GOOD Statement by Brett Herron,
GOOD Secretary-General & Member of the Western Cape Parliament

18 June 2025

This morning, the 07:35 PRASA train from Nonqubela to Cape Town collided with a car at the Philippi rail crossing. It is not clear from the footage received by GOOD if there were any injuries. Passengers were forced to disembark and find their way into the city via taxis, at their own cost and risk.

This incident again highlights the urgent need to prioritise safe and functional rail infrastructure. Rail crossings, especially in high-traffic, densely populated areas,  must be upgraded immediately. There is no justification for continued inaction while lives are endangered.

The City of Cape Town and PRASA have repeatedly failed to address safety at level crossings.
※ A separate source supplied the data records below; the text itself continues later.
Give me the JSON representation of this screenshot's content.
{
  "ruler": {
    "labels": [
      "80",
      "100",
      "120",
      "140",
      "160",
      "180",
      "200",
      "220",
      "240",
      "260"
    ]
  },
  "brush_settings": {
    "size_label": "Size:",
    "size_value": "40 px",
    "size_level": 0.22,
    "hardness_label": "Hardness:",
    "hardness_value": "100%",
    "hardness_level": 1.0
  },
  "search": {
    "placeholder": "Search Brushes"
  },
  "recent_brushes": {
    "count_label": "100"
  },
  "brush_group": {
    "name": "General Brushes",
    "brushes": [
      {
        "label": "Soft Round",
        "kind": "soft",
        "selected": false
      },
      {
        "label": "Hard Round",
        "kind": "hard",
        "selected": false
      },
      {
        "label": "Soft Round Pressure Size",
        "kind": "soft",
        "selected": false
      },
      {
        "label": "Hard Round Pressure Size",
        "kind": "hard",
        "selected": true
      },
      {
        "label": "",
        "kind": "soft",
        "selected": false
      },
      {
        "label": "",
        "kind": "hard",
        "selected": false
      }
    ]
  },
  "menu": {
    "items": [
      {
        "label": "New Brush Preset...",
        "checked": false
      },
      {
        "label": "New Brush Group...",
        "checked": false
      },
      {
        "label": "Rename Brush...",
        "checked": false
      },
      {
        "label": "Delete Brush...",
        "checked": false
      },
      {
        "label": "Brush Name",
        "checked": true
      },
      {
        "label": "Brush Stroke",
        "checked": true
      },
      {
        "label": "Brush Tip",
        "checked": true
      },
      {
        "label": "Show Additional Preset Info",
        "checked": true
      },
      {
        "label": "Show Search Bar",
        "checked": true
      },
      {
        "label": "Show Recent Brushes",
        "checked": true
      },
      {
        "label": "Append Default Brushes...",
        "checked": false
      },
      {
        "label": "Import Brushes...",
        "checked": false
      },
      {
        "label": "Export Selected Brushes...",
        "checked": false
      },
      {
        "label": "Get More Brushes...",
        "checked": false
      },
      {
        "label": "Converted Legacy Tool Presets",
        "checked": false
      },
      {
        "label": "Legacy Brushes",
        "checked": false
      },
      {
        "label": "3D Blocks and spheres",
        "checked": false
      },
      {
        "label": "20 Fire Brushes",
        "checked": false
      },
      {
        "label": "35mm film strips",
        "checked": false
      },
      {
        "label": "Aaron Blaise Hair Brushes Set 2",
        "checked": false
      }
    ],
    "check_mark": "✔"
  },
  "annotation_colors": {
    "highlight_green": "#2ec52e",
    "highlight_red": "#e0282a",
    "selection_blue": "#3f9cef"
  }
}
In 2010, the Faure level crossing collision in Cape Town saw a minibus taxi struck by a train, killing 10 children. The driver, Jacob Humphreys, was initially convicted of murder and attempted murder, later reduced to culpable homicide on appeal. Following that devastating incident, there was a public outcry and a commitment by the City and other authorities to improve safety at railway crossings. But, as today’s incident shows, that commitment has not translated into action.

The City of Cape Town, sitting on billions in cash reserves, must step up. It cannot continue to shirk responsibility while blaming others. Safe rail crossings are not optional, they are critical to saving lives, ensuring reliable transport, and growing a functioning urban economy.

This collision follows years of empty promises and broken plans. The so-called “Service Level Plan” between the City and PRASA, revealed earlier this year to be little more than a cover for non-compliance, has done nothing to bring us closer to a safe, well-managed rail network.

The City must invest in real, tangible safety upgrades at all rail crossings. It must demand accountability from PRASA and contribute meaningfully to rebuilding the rail system that so many residents depend on.

What should have been a routine journey to work or school turned into an unsafe, expensive detour, all because our transport systems remain dangerously neglected. It is working-class commuters who bear the burden, in time lost, income spent, and trust eroded.